3.13. Predicted cellular functions and pathways of TOP genes and TOP-related neighboring genes in sarcoma
A network of TOP mutations and their 120 frequently changed neighboring genes was created. The results showed that BUB1B, CENPF, SPC25, NUF2, KNL1SGO1, RPS20, SNRPD3, and MED9 were significantly associated TOP mutations (Figure 11A and 11B). GO functional enrichment analysis predicted the three main mutation functions of TOPs and their 120 frequently changed neighboring genes, including BPs, CCs, and MFs. KEGG pathway analysis revealed the pathways of TOPs and their 120 most frequently changed neighboring genes (Figure 11C).
3.14. Protein interaction network of TOPs (Metascape)
For a given list of TOP genes, an enrichment analysis of protein-protein interactions was performed using the following databases: BioGrid, InWeb_IM, and OmniPath.

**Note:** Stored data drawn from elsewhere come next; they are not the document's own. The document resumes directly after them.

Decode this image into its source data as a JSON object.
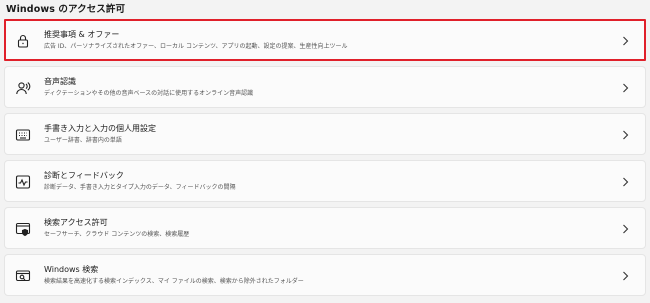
{
  "section_title": "Windows のアクセス許可",
  "items": [
    {
      "icon": "lock-icon",
      "title": "推奨事項 & オファー",
      "description": "広告 ID、パーソナライズされたオファー、ローカル コンテンツ、アプリの起動、設定の提案、生産性向上ツール",
      "selected": true
    },
    {
      "icon": "speech-icon",
      "title": "音声認識",
      "description": "ディクテーションやその他の音声ベースの対話に使用するオンライン音声認識",
      "selected": false
    },
    {
      "icon": "handwriting-icon",
      "title": "手書き入力と入力の個人用設定",
      "description": "ユーザー辞書、辞書内の単語",
      "selected": false
    },
    {
      "icon": "diagnostics-icon",
      "title": "診断とフィードバック",
      "description": "診断データ、手書き入力とタイプ入力のデータ、フィードバックの間隔",
      "selected": false
    },
    {
      "icon": "search-permissions-icon",
      "title": "検索アクセス許可",
      "description": "セーフサーチ、クラウド コンテンツの検索、検索履歴",
      "selected": false
    },
    {
      "icon": "windows-search-icon",
      "title": "Windows 検索",
      "description": "検索結果を高速化する検索インデックス、マイ ファイルの検索、検索から除外されたフォルダー",
      "selected": false
    }
  ],
  "colors": {
    "selection_border": "#e0202a",
    "card_background": "#fbfbfb",
    "page_background": "#f3f3f3"
  }
}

The resulting network contains a subset of proteins with physical interaction with at least one additional member of the list(29)(30)(31)(32)(33)(34). GO and KEGG results were obtained and showed that in sarcoma, the neighboring proteins of TOPs are mainly expressed on the GO: 0000775 chromosomes, the centromeric region (log10P: -12.7); GO: 0005819 spindles (log10P: -12.0); and GO: 0000819 sister (log10P: -11.2). There were four protein clusters with apparent interaction relationships (Table 4)(35)(36)(additional file shows this in more detail [see Additional file 4]).